Based on our previous work on the Bessel beam, we use a superposition of high-order Bessel modes to achieve "helical beams" that have intensity rotating along the propagation direction. Pitch, handedness and rotation rate can be tuned by phase modulation on a spatial light modulators. With such beams, micro-helices are fabricated "volumetrically" at a speed >100 faster than conventional methods. This work is a step toward mass-production of micro- and nanostructures for manufacturing devices for photonic, medical and other applications. Photonics Research (2021).

The complexity of the interaction between ultrashort laser pulse and solid material creates a possibility to modify energy coupling and tailor material response using temporal and spectral techniques. We used a two-color, double-pulse approach to reduce material's damage threshold, making it easier to process with low-energy, short-wavelength laser. We are investigating and integrating these techniques, to optimize material processing for better quality, resolution, and productivity.

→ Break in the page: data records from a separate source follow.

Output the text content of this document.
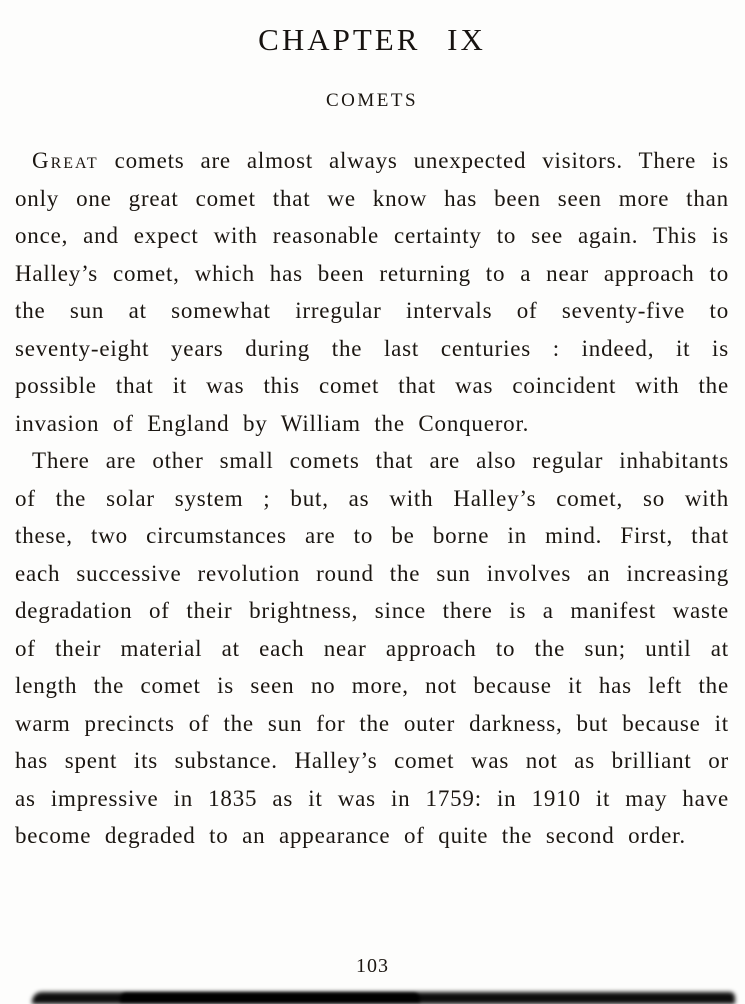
CHAPTER IX
COMETS

Great comets are almost always unexpected visitors. There is only one great comet that we know has been seen more than once, and expect with reasonable certainty to see again. This is Halley’s comet, which has been returning to a near approach to the sun at somewhat irregular intervals of seventy-five to seventy-eight years during the last centuries : indeed, it is possible that it was this comet that was coincident with the invasion of England by William the Conqueror.

There are other small comets that are also regular inhabitants of the solar system ; but, as with Halley’s comet, so with these, two circumstances are to be borne in mind. First, that each successive revolution round the sun involves an increasing degradation of their brightness, since there is a manifest waste of their material at each near approach to the sun; until at length the comet is seen no more, not because it has left the warm precincts of the sun for the outer darkness, but because it has spent its substance. Halley’s comet was not as brilliant or as impressive in 1835 as it was in 1759: in 1910 it may have become degraded to an appearance of quite the second order.

103
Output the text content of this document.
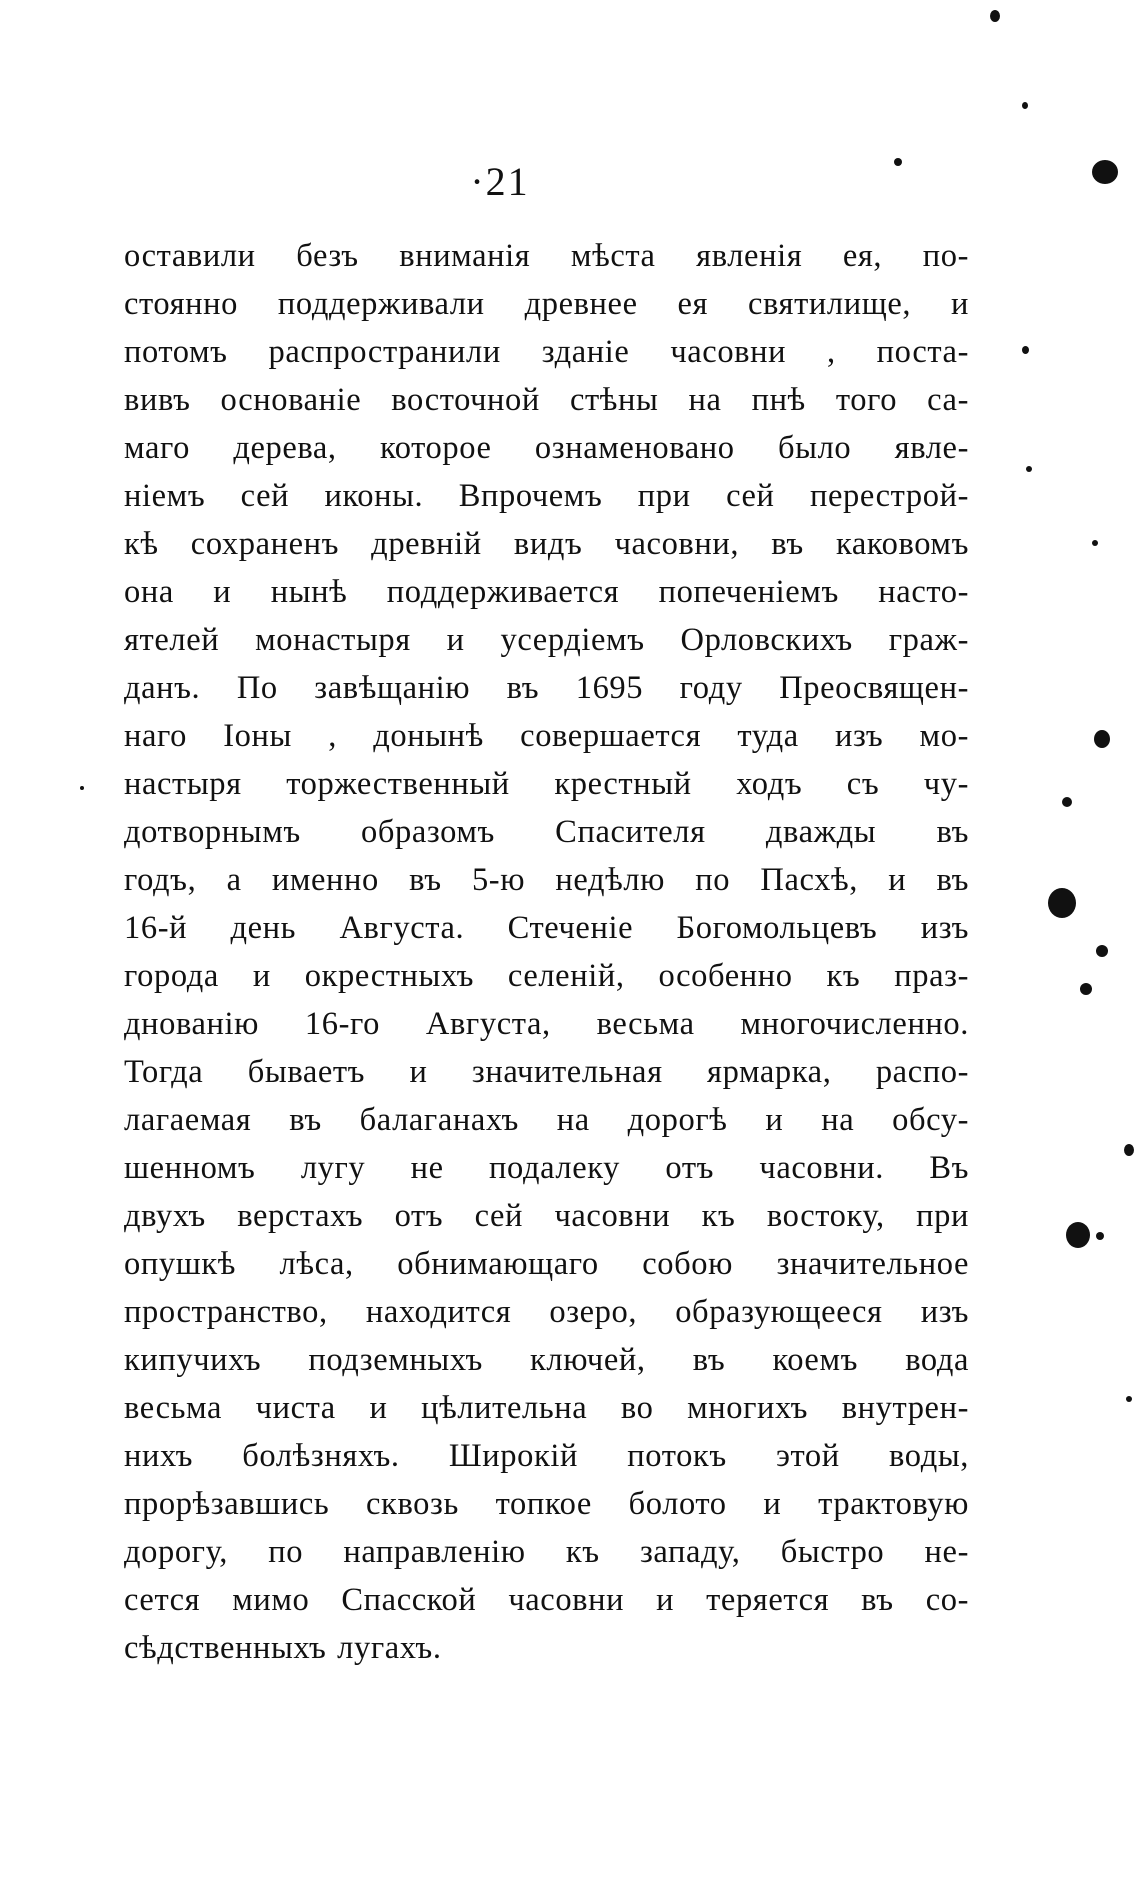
·21
оставили безъ вниманія мѣста явленія ея, по-
стоянно поддерживали древнее ея святилище, и
потомъ распространили зданіе часовни , поста-
вивъ основаніе восточной стѣны на пнѣ того са-
маго дерева, которое ознаменовано было явле-
ніемъ сей иконы. Впрочемъ при сей перестрой-
кѣ сохраненъ древній видъ часовни, въ каковомъ
она и нынѣ поддерживается попеченіемъ насто-
ятелей монастыря и усердіемъ Орловскихъ граж-
данъ. По завѣщанію въ 1695 году Преосвящен-
наго Іоны , донынѣ совершается туда изъ мо-
настыря торжественный крестный ходъ съ чу-
дотворнымъ образомъ Спасителя дважды въ
годъ, а именно въ 5-ю недѣлю по Пасхѣ, и въ
16-й день Августа. Стеченіе Богомольцевъ изъ
города и окрестныхъ селеній, особенно къ праз-
днованію 16-го Августа, весьма многочисленно.
Тогда бываетъ и значительная ярмарка, распо-
лагаемая въ балаганахъ на дорогѣ и на обсу-
шенномъ лугу не подалеку отъ часовни. Въ
двухъ верстахъ отъ сей часовни къ востоку, при
опушкѣ лѣса, обнимающаго собою значительное
пространство, находится озеро, образующееся изъ
кипучихъ подземныхъ ключей, въ коемъ вода
весьма чиста и цѣлительна во многихъ внутрен-
нихъ болѣзняхъ. Широкій потокъ этой воды,
прорѣзавшись сквозь топкое болото и трактовую
дорогу, по направленію къ западу, быстро не-
сется мимо Спасской часовни и теряется въ со-
сѣдственныхъ лугахъ.
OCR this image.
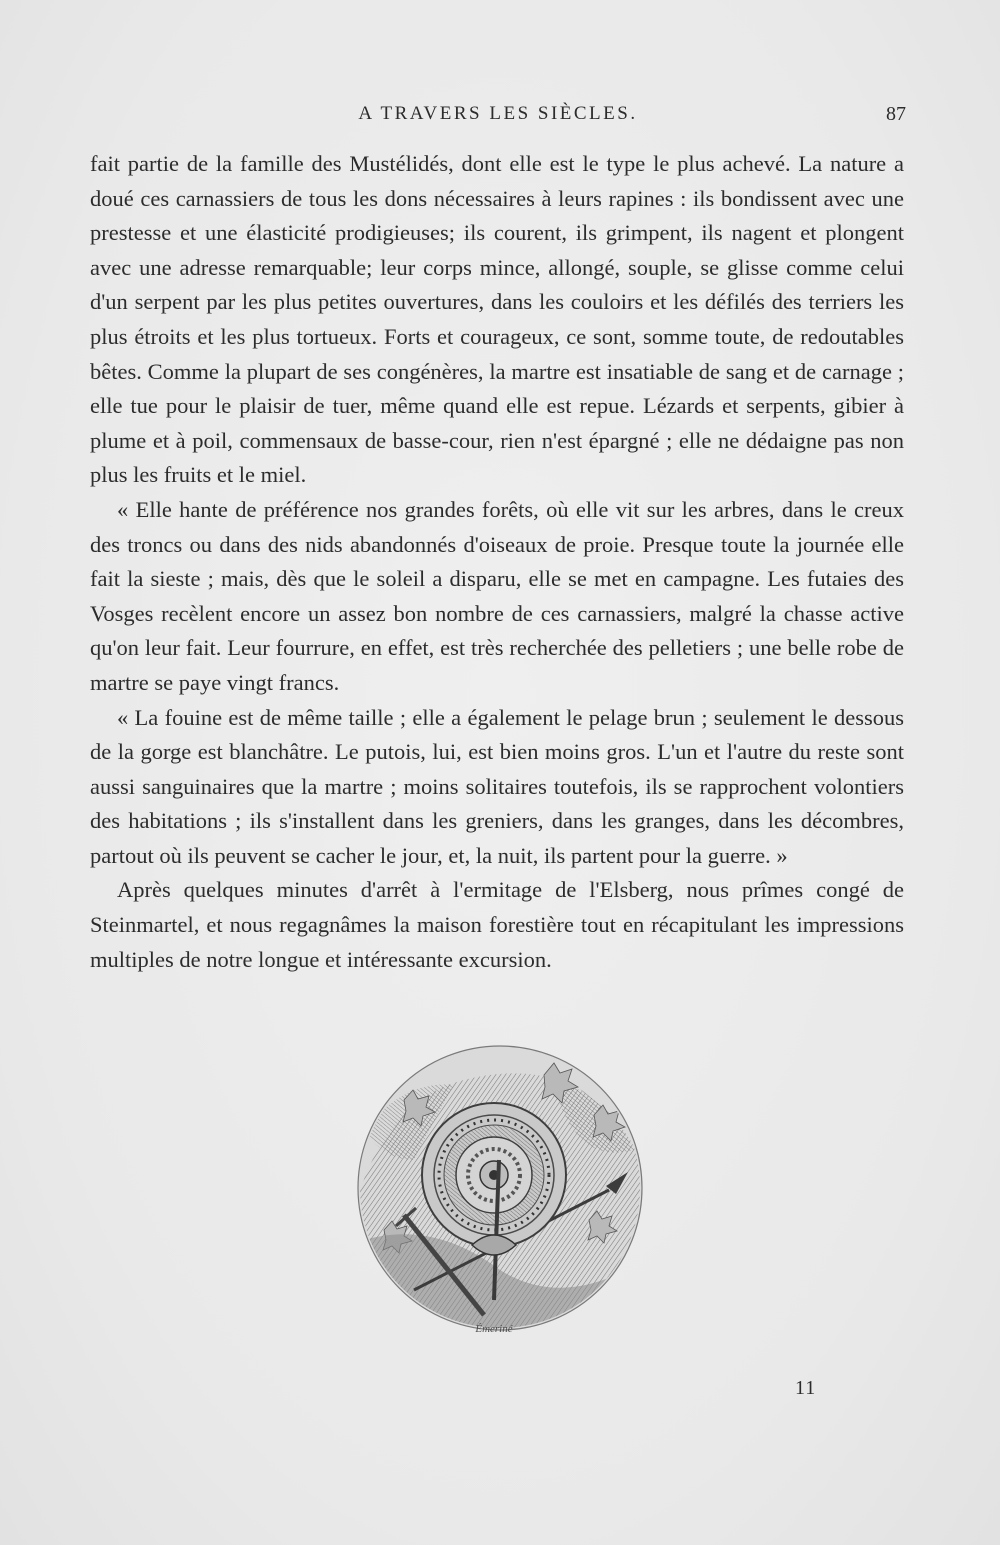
A TRAVERS LES SIÈCLES.	87

fait partie de la famille des Mustélidés, dont elle est le type le plus achevé. La nature a doué ces carnassiers de tous les dons nécessaires à leurs rapines : ils bondissent avec une prestesse et une élasticité prodigieuses; ils courent, ils grimpent, ils nagent et plongent avec une adresse remarquable; leur corps mince, allongé, souple, se glisse comme celui d'un serpent par les plus petites ouvertures, dans les couloirs et les défilés des terriers les plus étroits et les plus tortueux. Forts et courageux, ce sont, somme toute, de redoutables bêtes. Comme la plupart de ses congénères, la martre est insatiable de sang et de carnage ; elle tue pour le plaisir de tuer, même quand elle est repue. Lézards et serpents, gibier à plume et à poil, commensaux de basse-cour, rien n'est épargné ; elle ne dédaigne pas non plus les fruits et le miel.

« Elle hante de préférence nos grandes forêts, où elle vit sur les arbres, dans le creux des troncs ou dans des nids abandonnés d'oiseaux de proie. Presque toute la journée elle fait la sieste ; mais, dès que le soleil a disparu, elle se met en campagne. Les futaies des Vosges recèlent encore un assez bon nombre de ces carnassiers, malgré la chasse active qu'on leur fait. Leur fourrure, en effet, est très recherchée des pelletiers ; une belle robe de martre se paye vingt francs.

« La fouine est de même taille ; elle a également le pelage brun ; seulement le dessous de la gorge est blanchâtre. Le putois, lui, est bien moins gros. L'un et l'autre du reste sont aussi sanguinaires que la martre ; moins solitaires toutefois, ils se rapprochent volontiers des habitations ; ils s'installent dans les greniers, dans les granges, dans les décombres, partout où ils peuvent se cacher le jour, et, la nuit, ils partent pour la guerre. »

Après quelques minutes d'arrêt à l'ermitage de l'Elsberg, nous prîmes congé de Steinmartel, et nous regagnâmes la maison forestière tout en récapitulant les impressions multiples de notre longue et intéressante excursion.

Émeriné
11
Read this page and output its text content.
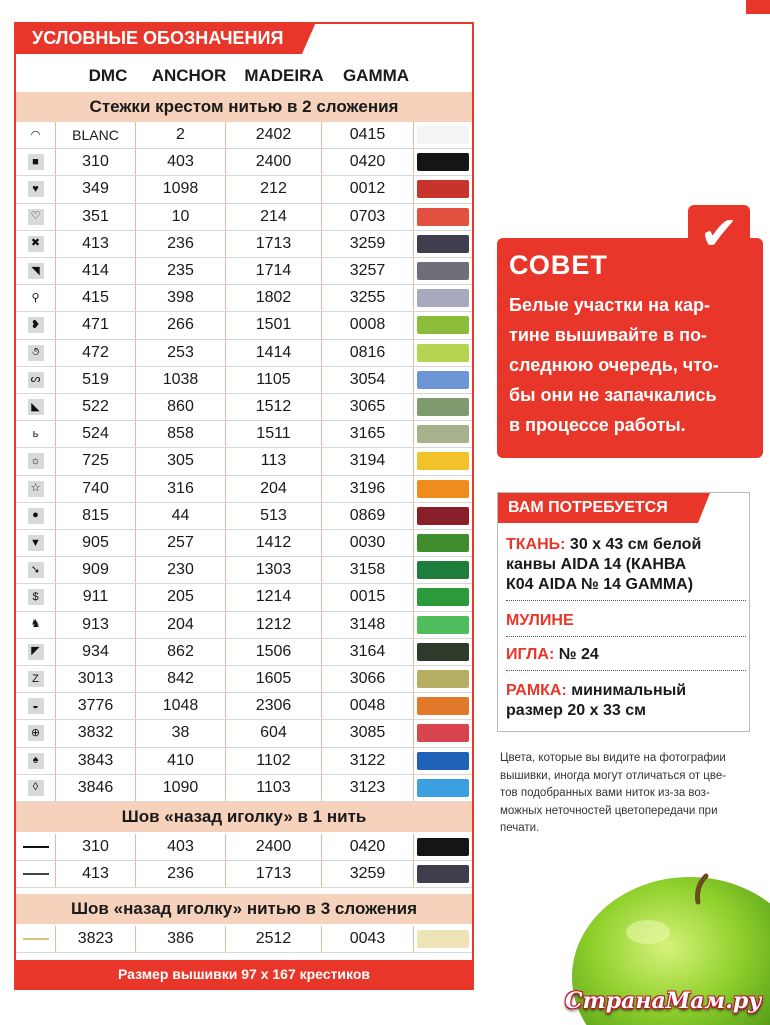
УСЛОВНЫЕ ОБОЗНАЧЕНИЯ
DMC	ANCHOR	MADEIRA	GAMMA
Стежки крестом нитью в 2 сложения
◠	BLANC	2	2402	0415
■	310	403	2400	0420
♥	349	1098	212	0012
♡	351	10	214	0703
✖	413	236	1713	3259
◥	414	235	1714	3257
⚲	415	398	1802	3255
❥	471	266	1501	0008
૭	472	253	1414	0816
ᔕ	519	1038	1105	3054
◣	522	860	1512	3065
ь	524	858	1511	3165
☼	725	305	113	3194
☆	740	316	204	3196
●	815	44	513	0869
▼	905	257	1412	0030
➘	909	230	1303	3158
$	911	205	1214	0015
♞	913	204	1212	3148
◤	934	862	1506	3164
Z	3013	842	1605	3066
◒	3776	1048	2306	0048
⊕	3832	38	604	3085
♠	3843	410	1102	3122
◊	3846	1090	1103	3123
Шов «назад иголку» в 1 нить
310	403	2400	0420
413	236	1713	3259
Шов «назад иголку» нитью в 3 сложения
3823	386	2512	0043
Размер вышивки 97 х 167 крестиков
СОВЕТ
Белые участки на кар-
тине вышивайте в по-
следнюю очередь, что-
бы они не запачкались
в процессе работы.
✔
ВАМ ПОТРЕБУЕТСЯ
ТКАНЬ: 30 х 43 см белой
канвы AIDA 14 (КАНВА
К04 AIDA № 14 GAMMA)
МУЛИНЕ
ИГЛА: № 24
РАМКА: минимальный
размер 20 х 33 см
Цвета, которые вы видите на фотографии
вышивки, иногда могут отличаться от цве-
тов подобранных вами ниток из-за воз-
можных неточностей цветопередачи при
печати.
СтранаМам.ру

In a recent paper, we utilize the excitation of free carriers to achieve feature size below the diffraction limit. In this study, two ultrashort laser pulses are spatially separated by a small amount, and by tuning the timing (delay) between the two pulses, features can be formed in overlapped region with size smaller than that permitted by the diffraction limit.

A pulse compressor based on the multi-plate continuum (MPC) design has been constructed. It consists of two compression stages and outputs pulses with 12 fs pulse duration at 1 μm central wavelength, corresponding to <4 optical cycles. Such few-cycles pulses have been used to study laser damage in semiconductors.